More than 50 per cent of employees will have experienced a bereavement in the last five years and every day, more than 600 people leave work to look after older and disabled relatives.
Death and the way it impacts on working lives, though, remains one of those subjects that many people still feel uncomfortable about.
And that is why Dying Matters Awareness Week – which this year runs from May 8 to 14 – is specifically encouraging communities across the country to come together to talk about death, dying and grief in the workplace.
Every year, people around the country use Dying Matters Awareness Week as a moment to encourage all communities to get talking in whatever way, shape or form works for them.
Lynne Ghasemi is a Senior Sister in the Project ECHO Team at St Luke’s and deals with the issues surrounding terminal illness and death on a daily basis.
Yet it was only when her own mother became ill that she came to understand how the issues surrounding death and bereavement impacted on every aspect of her life, including the working day.
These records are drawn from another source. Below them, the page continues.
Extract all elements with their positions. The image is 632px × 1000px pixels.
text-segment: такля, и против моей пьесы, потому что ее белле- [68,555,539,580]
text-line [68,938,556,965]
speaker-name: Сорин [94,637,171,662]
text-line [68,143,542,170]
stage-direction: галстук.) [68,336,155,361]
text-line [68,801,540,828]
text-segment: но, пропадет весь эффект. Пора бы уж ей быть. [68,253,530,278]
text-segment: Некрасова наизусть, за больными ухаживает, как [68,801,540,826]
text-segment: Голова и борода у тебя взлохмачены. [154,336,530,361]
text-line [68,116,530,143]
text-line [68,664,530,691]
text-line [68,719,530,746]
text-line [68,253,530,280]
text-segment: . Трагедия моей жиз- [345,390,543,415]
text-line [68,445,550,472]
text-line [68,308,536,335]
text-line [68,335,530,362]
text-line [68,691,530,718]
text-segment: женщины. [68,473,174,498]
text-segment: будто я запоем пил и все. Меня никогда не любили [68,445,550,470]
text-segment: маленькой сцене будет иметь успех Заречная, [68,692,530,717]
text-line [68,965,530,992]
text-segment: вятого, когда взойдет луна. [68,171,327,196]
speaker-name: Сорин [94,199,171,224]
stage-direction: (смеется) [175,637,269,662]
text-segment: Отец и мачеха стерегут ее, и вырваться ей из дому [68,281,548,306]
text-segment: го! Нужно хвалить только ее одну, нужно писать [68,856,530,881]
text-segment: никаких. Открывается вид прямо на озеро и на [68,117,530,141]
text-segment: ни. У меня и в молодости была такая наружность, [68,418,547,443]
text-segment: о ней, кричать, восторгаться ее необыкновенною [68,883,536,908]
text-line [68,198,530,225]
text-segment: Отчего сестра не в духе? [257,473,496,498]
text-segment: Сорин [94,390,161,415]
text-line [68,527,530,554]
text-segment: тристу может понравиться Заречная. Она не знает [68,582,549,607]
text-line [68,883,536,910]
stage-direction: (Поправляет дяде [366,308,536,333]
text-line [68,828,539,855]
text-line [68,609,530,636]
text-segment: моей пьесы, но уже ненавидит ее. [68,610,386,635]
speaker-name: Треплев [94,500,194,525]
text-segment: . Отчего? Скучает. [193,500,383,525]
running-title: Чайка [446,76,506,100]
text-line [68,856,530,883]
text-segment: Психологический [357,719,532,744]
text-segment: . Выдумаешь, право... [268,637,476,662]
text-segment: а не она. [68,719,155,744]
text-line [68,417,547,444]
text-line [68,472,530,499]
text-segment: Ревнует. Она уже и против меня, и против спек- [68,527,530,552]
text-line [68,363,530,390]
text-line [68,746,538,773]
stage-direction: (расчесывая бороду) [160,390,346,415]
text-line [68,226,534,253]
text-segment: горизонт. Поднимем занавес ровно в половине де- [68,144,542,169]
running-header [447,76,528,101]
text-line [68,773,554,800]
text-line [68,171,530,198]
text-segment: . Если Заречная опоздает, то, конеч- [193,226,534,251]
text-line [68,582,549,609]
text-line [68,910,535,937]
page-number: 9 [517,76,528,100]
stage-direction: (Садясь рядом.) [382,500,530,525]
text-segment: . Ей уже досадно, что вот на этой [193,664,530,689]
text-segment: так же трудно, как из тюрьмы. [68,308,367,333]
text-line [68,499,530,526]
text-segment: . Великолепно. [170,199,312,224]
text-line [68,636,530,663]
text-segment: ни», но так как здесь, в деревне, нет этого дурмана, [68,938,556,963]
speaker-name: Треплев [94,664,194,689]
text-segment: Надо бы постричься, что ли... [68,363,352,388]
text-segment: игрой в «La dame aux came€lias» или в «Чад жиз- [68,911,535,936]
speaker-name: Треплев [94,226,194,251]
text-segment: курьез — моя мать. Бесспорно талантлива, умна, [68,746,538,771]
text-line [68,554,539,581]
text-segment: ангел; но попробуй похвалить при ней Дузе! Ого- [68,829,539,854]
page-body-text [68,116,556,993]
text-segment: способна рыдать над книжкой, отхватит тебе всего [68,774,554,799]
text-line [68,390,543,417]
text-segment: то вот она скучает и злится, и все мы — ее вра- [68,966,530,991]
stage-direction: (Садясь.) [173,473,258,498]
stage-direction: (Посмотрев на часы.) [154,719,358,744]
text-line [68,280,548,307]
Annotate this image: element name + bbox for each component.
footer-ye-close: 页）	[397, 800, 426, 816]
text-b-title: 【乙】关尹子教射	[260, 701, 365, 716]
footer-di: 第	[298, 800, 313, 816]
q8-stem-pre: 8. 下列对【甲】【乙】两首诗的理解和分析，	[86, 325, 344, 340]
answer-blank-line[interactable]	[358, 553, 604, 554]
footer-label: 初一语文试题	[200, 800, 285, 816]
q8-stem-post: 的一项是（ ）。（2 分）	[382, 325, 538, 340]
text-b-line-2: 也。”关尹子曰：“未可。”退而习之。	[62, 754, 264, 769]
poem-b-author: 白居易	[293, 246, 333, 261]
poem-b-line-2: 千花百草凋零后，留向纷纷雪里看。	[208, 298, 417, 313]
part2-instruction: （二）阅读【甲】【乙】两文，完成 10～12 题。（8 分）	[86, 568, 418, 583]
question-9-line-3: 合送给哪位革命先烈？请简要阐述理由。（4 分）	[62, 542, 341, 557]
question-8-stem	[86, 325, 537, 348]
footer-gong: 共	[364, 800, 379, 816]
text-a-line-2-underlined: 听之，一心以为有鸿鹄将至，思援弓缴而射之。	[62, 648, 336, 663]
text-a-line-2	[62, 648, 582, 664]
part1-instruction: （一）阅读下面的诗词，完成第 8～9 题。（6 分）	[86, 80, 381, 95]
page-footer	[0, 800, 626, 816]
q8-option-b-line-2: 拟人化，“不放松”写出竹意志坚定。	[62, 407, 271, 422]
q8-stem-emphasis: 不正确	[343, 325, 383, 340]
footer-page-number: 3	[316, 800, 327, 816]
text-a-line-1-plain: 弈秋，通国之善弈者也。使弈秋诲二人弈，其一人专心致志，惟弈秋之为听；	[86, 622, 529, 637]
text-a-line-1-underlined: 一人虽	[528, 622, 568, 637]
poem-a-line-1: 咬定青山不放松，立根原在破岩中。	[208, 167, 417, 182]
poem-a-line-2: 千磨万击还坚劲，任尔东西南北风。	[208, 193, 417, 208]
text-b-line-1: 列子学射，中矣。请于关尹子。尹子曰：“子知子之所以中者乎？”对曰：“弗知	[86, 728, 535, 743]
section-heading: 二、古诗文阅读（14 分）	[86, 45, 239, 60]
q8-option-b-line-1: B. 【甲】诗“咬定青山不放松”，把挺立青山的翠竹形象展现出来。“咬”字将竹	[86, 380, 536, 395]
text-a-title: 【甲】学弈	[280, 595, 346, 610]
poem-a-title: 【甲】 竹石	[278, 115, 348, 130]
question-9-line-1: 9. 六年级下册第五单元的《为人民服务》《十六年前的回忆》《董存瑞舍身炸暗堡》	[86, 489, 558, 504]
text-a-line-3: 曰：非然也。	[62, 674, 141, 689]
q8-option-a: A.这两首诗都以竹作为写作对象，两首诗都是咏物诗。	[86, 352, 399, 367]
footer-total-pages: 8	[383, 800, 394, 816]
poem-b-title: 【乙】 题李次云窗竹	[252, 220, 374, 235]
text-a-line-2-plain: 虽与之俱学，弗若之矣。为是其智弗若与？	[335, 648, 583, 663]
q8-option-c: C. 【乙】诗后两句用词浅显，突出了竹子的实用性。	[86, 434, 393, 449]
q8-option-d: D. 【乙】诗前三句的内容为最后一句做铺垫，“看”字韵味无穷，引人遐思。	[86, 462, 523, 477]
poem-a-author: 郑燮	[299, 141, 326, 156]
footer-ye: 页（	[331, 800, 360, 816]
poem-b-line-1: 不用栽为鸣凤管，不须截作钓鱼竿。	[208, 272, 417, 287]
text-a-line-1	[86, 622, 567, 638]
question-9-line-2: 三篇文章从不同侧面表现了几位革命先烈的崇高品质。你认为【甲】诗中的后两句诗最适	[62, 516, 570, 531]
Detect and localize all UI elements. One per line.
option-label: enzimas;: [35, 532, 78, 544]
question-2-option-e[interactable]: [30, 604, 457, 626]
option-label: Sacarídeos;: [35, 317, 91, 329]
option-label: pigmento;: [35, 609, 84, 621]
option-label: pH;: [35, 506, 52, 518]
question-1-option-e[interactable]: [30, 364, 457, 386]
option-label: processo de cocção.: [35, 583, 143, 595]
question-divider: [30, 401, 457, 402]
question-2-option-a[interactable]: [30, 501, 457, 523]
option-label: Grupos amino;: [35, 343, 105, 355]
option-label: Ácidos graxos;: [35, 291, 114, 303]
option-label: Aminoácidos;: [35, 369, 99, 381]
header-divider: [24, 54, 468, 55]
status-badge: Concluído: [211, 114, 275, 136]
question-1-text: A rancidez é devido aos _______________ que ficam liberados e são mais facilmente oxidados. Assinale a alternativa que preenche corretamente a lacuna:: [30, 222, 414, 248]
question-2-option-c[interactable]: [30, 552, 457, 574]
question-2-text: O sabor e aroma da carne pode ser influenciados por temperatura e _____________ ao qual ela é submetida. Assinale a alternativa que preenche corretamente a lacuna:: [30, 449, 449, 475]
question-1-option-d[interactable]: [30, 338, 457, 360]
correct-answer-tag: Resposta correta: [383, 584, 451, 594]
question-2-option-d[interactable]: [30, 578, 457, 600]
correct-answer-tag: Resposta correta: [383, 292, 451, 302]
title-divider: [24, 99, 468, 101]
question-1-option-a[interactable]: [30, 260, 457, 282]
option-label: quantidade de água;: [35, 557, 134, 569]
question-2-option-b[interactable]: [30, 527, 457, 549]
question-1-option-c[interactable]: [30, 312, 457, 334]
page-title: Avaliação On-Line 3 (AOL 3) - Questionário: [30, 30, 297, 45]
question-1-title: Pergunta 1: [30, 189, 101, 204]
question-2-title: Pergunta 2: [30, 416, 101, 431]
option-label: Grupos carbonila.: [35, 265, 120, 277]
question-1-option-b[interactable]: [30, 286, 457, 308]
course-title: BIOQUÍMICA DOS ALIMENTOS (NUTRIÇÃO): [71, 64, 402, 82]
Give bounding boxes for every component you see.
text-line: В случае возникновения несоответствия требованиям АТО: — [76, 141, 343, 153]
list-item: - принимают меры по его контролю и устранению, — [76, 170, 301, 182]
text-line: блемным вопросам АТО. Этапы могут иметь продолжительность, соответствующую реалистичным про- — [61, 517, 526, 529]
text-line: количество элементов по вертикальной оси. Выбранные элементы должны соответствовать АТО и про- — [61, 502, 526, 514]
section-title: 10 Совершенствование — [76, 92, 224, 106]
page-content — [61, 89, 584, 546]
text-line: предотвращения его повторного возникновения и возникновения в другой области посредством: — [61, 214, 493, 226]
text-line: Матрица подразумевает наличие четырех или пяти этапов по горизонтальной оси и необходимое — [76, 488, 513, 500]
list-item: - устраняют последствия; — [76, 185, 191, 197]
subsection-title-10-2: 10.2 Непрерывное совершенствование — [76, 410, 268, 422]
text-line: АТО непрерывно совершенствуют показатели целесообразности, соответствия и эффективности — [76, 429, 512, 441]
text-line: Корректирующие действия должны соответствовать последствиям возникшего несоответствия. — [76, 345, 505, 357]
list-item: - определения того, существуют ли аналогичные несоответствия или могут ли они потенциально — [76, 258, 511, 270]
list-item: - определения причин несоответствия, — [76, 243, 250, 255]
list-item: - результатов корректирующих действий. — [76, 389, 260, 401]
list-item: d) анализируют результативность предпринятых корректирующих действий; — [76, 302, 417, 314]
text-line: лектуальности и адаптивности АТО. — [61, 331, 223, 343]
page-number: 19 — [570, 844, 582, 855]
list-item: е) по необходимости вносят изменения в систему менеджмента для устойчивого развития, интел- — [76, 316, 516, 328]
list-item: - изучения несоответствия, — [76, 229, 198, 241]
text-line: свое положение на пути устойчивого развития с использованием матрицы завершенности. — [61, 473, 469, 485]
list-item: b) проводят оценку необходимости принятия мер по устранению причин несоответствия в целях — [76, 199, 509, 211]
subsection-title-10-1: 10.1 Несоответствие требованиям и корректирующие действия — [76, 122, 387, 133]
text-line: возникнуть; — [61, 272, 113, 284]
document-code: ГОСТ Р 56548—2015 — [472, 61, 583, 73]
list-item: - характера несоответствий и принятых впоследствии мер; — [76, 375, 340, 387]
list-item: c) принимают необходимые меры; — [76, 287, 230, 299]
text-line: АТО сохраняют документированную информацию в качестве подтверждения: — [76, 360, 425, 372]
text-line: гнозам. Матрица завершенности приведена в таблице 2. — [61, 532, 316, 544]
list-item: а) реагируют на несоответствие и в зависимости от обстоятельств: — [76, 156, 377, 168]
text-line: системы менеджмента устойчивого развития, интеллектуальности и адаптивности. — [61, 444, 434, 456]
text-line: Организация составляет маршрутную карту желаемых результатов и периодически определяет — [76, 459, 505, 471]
“My mum was 89 when she died and had been ill for a long time but particularly over the last year of her life,” Lynne explains.
“She lived in Colchester and was being looked after by my dad but he was the same age and needed support so in that last year I was up and down the country like a yo-yo.
“She was under the care of her local hospice which meant a lot to us all and they were incredibly supportive but what I needed to know personally was the reassurance that work was able to support and accommodate me during a really challenging time and the unpredictability of not knowing when I was suddenly going to get a call in the middle of the day at work to say that mum had taken a turn for the worse.
“What was important was to know was that work understood and could accommodate and allow a degree of flexible working and recognise that I might have to take short notice leave.
“It was also important to me to be able to talk to managers and be open with them and for them to reassure me that they had an open door and were willing as much as possible to work around me.”
Lynne found that the St Luke’s level of support also extended beyond the point of her mother’s death.
“When mum died there were things to sort out, all the practical stuff, and St Luke’s were fantastic,” she says.
“I remember hearing one of our bereavement team say that bereavement is the process you go through and grief is what you feel and certainly what I found was that you cannot dictate how your emotions are going to be, how you’re going to cope and when things will hit you.
“My dad had become incredibly frail with the strain of looking after mum and he became unwell for a while and I guess that in that period I put my emotions on hold.
“But I remember one day pulling into the St Luke’s car park and for some reason the floodgates opened.
“It was probably the relief that I had done everything I needed to and also knowing that I was coming into a very caring organisation where people are extremely supportive.
“That meant a lot because I knew that work cared and that they were invested in me as a person and as an employee and being part of an organisation like that makes you feel valued.
“That’s why it was such a relief when I was told to come back to work only when I was ready and I know that I am lucky because I am sure that a lot of companies cannot accommodate that.”